Clay was a popular choice during this unit. Some students fired and glazed and others added in different materials such as moss, stones, sticks, and glass.
This student made a hobbit hole.
This was kind of like a fairy cottage. It was super cool.
This was one of my advanced students last year. She found an old story she had written and created a box from the story. It even has her own language carved into the side.
These students chose stories that are movies but did a good job moving past copying a movie cover.
I love looking around and seeing all the variety in the classroom!

This student joined the class at semester so made basically her first painting for the project using water soluble oil paints- not a fan of the medium, by the way, regular oils are SO much better- and she worked to get lots of information from the story into one composition.
This was inspired by a song I think called Granddaddy's Gun or something like that. The student incorporated small copies of family pictures of them hunting together on the drawn mantle.



Saturday, October 28, 2017

KAEA Conference 2017 & What I Wish I Knew When I Started Teaching

Last weekend I attended the Kansas Art Education Association Fall Conference in McPherson. I so look forward to the conference every year and it always seems to have good timing, right when I need to recharge, get some new ideas, and reconnect with my art friends!
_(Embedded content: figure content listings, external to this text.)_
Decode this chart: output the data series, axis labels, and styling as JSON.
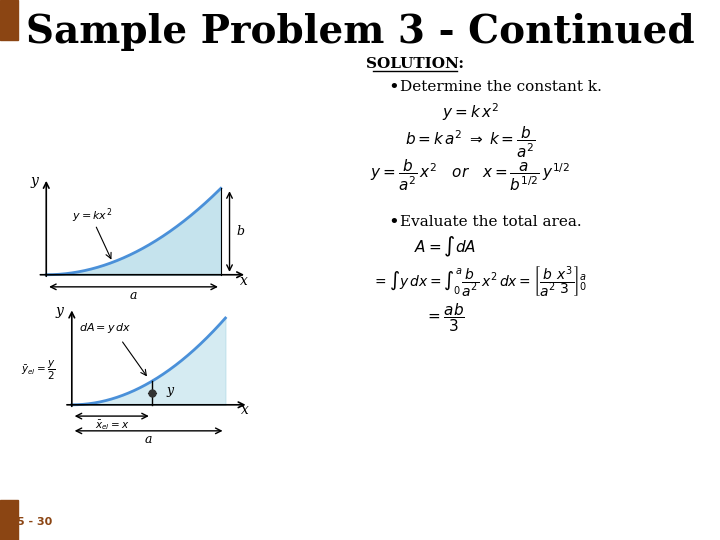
{
  "title": "Sample Problem 3 - Continued",
  "title_fontsize": 28,
  "background_color": "#ffffff",
  "solution_label": "SOLUTION:",
  "bullet1_text": "Determine the constant k.",
  "bullet2_text": "Evaluate the total area.",
  "page_label": "5 - 30",
  "corner_color": "#8B4513",
  "curve_color": "#4A90D9",
  "fill_color": "#ADD8E6",
  "dot_color": "#333333"
}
This year I presented 2 workshops on my own and was part of a panel for new teachers.

The first workshop I presented was on tactile paintings inspired by Andy Lakey.
The second was on layered monoprints with gelli plates.

I took some awesome workshops as well, including one about different ceramic surface techniques and one on black and white dry brush painting.
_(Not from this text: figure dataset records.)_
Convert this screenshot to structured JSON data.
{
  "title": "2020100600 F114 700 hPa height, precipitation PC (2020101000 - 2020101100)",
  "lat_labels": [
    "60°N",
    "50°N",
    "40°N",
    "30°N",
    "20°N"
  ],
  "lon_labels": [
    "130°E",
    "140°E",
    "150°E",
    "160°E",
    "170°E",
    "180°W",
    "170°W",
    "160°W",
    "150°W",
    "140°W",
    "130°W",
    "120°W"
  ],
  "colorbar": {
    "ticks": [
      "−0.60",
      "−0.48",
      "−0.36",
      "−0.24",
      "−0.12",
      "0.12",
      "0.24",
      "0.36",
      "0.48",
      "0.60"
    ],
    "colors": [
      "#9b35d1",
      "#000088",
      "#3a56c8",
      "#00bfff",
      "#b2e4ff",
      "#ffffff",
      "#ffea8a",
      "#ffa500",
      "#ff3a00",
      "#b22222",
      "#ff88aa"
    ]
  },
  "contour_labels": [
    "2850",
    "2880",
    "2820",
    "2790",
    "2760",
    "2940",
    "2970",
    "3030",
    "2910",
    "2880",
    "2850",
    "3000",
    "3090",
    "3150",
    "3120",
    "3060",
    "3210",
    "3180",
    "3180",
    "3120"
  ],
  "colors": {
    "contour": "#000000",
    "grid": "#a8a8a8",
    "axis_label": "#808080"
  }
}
The panel I was a part of was "Help, I'm a New Teacher!" We had a good group of first year teachers and pre-service art educators. We started off by listing 5 things we wish we knew as new teachers or have learned since. Here are my 5.
  1. You don't have to fit one label/pedagogy. Listen, learn, and pull what works best for you, your students, and your school.
  2. Find a way to advocate and advertise your program, whether it's through social media (like my school instagram), Artsonia, your district newsletter, or local newspaper. Focus on the students- it's easier to brag on them than on yourself.
  3. Not everyone is going to like you all the time, even if you haven't done anything wrong. You are not pizza, you can't make everyone happy.
  4. Don't be afraid to ask for things. Be prepared, state your reasons, and do you best. If they say no, at least you tried.
  5. It's ok to change your plans if something isn't working!
What would be on your list of things you've learned?